Als Therapeutin wirst du ja sehr viel bewertet und in Frage gestellt. Was hilft dir, dennoch dran zu bleiben?
Das Wissen um die Persönlichkeitsstörung. Dass ich weiß, dass es eine Ursache für das Verhalten gibt. Diese Menschen haben in ihrer Kindheit oft viel Pech gehabt und waren eigentlich sehr bedürftige Kinder. In der Regel stecken dahinter sehr verletzliche und sensible Menschen. Und das gilt es, am Ende herauszuarbeiten – dass sie sich auch mal vor anderen verletzlich zeigen dürfen.

Was ist dir wichtig in diesem Zusammenhang noch mitzugeben?
Im privaten Kontext möchte ich mitgeben, sich im Umgang mit narzisstischen Menschen treu zu bleiben, wenn man merkt, dass diese einen verunsichern – das als Chance zu nutzen, am eigenen Selbstwert zu arbeiten und stark zu bleiben. Sicherlich ist es wichtig, das verletzte Kind hinter diesen Menschen zu sehen. Das sollte aber keine Rechtfertigung dafür sein, dass sie andere Menschen abwerten und verletzen dürfen.

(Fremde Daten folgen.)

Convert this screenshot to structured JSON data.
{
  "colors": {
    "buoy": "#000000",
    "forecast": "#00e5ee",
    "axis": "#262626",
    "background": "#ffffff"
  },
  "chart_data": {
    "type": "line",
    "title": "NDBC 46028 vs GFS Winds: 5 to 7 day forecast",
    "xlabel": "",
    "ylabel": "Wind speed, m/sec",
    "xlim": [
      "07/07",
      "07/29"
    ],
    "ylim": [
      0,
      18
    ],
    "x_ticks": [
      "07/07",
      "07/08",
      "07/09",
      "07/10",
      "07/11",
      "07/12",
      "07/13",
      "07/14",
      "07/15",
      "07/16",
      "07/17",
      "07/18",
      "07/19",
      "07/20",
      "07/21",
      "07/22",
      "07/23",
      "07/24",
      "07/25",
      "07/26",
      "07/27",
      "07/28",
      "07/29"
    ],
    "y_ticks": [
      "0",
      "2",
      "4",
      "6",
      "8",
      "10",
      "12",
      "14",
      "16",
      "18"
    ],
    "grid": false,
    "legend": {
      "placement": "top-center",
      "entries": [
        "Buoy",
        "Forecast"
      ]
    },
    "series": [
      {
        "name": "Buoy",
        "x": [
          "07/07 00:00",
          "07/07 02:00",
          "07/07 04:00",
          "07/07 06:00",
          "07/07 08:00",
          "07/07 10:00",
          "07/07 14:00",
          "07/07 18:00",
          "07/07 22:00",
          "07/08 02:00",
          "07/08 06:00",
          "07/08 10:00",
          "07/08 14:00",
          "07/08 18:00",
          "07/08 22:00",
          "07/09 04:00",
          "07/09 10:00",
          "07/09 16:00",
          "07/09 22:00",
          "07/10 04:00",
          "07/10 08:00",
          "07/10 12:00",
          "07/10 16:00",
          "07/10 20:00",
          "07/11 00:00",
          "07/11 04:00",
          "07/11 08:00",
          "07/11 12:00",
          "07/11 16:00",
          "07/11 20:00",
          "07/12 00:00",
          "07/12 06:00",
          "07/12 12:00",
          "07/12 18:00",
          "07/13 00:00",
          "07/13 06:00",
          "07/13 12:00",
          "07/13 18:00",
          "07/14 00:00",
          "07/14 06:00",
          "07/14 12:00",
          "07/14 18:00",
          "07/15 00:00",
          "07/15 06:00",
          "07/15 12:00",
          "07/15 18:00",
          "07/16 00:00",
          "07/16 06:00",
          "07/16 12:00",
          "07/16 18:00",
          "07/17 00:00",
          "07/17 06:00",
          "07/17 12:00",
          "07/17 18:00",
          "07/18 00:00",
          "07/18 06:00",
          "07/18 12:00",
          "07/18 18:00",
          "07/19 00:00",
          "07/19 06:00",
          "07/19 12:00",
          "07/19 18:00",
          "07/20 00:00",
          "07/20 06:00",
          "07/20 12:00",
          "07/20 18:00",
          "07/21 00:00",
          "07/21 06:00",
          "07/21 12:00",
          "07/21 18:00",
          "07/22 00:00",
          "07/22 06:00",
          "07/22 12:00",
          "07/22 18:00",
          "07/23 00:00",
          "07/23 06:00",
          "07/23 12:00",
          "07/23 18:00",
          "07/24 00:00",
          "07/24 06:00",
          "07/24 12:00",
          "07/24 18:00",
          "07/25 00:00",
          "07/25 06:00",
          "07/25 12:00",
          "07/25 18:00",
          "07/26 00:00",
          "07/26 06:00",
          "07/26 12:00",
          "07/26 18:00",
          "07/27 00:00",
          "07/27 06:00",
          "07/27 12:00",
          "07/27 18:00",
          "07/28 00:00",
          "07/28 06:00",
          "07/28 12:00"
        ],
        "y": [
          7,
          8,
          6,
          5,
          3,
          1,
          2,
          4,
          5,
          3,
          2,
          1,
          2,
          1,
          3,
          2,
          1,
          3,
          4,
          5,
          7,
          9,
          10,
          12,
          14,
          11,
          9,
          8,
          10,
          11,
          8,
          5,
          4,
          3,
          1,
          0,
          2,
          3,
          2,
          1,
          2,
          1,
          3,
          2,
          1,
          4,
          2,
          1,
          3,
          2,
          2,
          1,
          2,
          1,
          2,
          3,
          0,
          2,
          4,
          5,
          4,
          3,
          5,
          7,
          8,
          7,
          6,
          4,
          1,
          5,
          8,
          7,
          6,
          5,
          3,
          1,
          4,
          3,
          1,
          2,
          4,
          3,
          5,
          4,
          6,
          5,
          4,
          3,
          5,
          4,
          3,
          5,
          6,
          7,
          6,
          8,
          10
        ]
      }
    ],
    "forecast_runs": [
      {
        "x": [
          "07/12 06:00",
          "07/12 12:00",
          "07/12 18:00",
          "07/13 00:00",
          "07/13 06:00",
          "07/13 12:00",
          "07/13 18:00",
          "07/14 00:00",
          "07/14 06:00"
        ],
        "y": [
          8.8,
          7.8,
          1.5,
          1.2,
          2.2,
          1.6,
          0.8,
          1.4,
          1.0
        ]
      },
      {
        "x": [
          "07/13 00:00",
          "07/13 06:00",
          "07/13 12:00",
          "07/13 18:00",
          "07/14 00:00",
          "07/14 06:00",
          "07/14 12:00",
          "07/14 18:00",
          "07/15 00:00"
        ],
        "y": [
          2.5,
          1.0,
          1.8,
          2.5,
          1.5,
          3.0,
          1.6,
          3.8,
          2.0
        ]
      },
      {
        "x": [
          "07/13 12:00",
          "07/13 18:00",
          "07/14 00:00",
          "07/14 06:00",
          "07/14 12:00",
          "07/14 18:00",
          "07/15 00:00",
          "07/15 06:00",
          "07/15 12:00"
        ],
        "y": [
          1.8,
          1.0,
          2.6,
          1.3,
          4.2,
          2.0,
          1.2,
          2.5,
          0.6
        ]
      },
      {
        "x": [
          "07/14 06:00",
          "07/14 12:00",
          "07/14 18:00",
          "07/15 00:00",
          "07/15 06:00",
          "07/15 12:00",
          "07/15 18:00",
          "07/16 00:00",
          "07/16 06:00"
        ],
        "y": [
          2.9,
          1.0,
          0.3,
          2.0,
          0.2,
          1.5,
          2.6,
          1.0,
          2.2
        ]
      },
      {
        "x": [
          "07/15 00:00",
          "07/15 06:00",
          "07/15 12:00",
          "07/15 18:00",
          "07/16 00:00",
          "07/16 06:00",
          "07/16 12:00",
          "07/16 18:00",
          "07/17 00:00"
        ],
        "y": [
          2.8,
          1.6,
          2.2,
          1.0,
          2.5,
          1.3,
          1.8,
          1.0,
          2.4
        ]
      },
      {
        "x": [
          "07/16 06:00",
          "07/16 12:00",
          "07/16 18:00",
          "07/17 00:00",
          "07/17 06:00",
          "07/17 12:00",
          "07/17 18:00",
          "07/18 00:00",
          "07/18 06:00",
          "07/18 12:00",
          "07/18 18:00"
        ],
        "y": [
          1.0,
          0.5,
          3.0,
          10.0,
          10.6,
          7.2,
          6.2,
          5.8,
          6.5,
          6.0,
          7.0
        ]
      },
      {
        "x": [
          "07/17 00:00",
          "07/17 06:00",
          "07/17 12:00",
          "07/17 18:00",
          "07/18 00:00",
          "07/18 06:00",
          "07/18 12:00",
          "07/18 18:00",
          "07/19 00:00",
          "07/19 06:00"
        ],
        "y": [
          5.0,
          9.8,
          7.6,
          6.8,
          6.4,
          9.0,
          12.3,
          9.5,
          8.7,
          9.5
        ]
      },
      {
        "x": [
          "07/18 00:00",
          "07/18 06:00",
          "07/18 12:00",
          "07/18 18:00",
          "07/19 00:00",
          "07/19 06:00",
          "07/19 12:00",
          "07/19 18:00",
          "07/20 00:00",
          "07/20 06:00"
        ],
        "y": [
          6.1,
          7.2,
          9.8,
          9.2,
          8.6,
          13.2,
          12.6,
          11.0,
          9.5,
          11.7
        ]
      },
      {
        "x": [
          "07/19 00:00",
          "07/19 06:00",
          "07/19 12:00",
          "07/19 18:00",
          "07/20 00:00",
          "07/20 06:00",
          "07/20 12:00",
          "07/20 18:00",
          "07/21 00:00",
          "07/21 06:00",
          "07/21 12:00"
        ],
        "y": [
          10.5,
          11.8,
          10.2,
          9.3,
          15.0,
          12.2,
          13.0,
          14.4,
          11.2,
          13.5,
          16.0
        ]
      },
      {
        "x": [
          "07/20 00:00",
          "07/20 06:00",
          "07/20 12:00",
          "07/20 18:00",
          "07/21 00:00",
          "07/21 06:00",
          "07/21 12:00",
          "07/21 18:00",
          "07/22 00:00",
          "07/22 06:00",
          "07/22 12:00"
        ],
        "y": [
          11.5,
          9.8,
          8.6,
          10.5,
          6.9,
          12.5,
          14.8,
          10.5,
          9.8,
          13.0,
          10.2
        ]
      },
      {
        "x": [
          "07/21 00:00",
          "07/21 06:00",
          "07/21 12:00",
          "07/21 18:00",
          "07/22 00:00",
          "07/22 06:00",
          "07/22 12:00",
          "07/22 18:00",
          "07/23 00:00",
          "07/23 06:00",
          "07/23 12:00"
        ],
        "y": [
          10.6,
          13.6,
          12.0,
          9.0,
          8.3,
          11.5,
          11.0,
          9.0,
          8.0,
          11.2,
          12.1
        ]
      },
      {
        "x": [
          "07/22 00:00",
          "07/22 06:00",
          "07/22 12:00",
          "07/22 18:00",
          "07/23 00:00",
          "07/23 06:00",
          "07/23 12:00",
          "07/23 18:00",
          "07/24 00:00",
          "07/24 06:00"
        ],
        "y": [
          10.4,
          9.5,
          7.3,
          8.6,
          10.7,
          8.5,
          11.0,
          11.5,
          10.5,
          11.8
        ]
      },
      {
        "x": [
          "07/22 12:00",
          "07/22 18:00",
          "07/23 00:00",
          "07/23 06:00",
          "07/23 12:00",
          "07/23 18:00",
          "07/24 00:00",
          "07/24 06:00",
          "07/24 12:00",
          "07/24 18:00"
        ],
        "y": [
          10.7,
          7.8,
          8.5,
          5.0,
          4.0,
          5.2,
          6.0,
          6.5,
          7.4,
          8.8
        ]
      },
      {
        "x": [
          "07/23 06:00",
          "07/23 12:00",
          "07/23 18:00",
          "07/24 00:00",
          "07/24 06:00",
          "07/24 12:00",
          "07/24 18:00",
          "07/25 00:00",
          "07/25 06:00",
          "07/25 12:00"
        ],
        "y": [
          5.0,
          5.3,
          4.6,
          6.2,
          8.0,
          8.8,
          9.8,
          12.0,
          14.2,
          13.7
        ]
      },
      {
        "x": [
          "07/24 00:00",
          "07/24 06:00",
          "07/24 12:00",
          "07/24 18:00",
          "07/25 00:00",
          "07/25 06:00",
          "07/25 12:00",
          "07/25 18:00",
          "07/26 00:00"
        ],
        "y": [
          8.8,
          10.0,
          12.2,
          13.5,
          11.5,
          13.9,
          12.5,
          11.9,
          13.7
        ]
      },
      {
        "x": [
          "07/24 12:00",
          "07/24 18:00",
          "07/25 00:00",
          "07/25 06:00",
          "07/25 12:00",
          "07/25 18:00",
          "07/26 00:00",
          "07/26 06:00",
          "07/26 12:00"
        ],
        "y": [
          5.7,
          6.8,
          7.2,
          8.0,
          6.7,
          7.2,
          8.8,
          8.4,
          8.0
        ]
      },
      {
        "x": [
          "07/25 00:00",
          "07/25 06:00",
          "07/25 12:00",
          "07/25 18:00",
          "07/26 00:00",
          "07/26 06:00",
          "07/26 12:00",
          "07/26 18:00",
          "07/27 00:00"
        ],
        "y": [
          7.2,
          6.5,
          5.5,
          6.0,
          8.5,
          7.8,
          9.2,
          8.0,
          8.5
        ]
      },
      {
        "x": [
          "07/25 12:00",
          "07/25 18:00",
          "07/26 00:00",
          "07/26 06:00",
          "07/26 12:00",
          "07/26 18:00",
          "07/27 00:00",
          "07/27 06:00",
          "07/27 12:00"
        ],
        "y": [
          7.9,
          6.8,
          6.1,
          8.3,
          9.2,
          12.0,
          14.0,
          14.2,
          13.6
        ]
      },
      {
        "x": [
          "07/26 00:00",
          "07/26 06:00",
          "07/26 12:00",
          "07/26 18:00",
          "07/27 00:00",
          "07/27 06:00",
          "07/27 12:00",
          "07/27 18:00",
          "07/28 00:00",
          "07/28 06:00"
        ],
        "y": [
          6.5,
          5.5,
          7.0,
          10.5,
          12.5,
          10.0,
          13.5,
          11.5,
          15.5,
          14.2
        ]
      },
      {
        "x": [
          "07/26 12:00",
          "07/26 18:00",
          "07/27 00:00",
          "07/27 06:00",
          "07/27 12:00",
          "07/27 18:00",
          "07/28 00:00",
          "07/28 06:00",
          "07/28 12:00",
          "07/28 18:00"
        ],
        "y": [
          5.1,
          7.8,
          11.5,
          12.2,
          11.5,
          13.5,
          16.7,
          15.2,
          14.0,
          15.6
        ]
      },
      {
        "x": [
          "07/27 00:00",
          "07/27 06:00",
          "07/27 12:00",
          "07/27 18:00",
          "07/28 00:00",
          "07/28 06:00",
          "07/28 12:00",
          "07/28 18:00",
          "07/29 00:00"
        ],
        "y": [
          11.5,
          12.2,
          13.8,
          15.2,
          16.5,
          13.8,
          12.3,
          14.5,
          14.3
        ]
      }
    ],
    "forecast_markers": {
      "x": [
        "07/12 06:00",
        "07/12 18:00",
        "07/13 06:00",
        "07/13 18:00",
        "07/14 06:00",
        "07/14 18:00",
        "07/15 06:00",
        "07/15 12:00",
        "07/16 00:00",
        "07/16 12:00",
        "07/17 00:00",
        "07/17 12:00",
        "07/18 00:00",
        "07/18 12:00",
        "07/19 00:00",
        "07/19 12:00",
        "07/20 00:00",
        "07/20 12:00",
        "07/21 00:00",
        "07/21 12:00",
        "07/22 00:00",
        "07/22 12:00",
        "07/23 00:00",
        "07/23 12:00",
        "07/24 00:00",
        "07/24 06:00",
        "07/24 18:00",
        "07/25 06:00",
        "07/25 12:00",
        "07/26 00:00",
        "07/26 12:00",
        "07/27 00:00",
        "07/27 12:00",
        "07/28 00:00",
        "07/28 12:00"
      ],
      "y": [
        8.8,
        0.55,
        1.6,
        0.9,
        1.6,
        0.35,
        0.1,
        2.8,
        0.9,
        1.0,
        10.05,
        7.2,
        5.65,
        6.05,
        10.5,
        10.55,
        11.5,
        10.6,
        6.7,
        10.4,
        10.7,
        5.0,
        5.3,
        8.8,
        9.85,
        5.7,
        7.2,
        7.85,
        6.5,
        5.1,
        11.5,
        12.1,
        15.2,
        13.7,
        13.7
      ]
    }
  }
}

Im Therapiesetting würde ich gerne anderen Therapeuten mehr Mut wünschen, sich zu trauen, mit diesen Menschen zu arbeiten und selbst stabil genug zu bleiben, um diese Therapie weiterführen zu können. Die Therapie mit narzisstischen Persönlichkeiten kann durchaus spannend und auch erfolgreich sein. Es ist sogar möglich, dass man auf eine Ebene kommt, auf der man gemeinsam darüber lachen kann, wenn sich die Person wieder besonders toll darstellt. Manchmal schaffen es die Menschen, nicht mehr alles so ernst zu nehmen und selbstironisch zu sein. Das ist dann ein toller Erfolg für mich als Therapeutin.

Zur Interviewpartnerin: Nora Brinkschulte ist Psychologin M.Sc. und Psychologische Psychotherapeutin (Verhaltenstherapie) und arbeitet seit 2015 in ihrer eigenen Praxis in Münster. Aktuell ist sie in Elternzeit.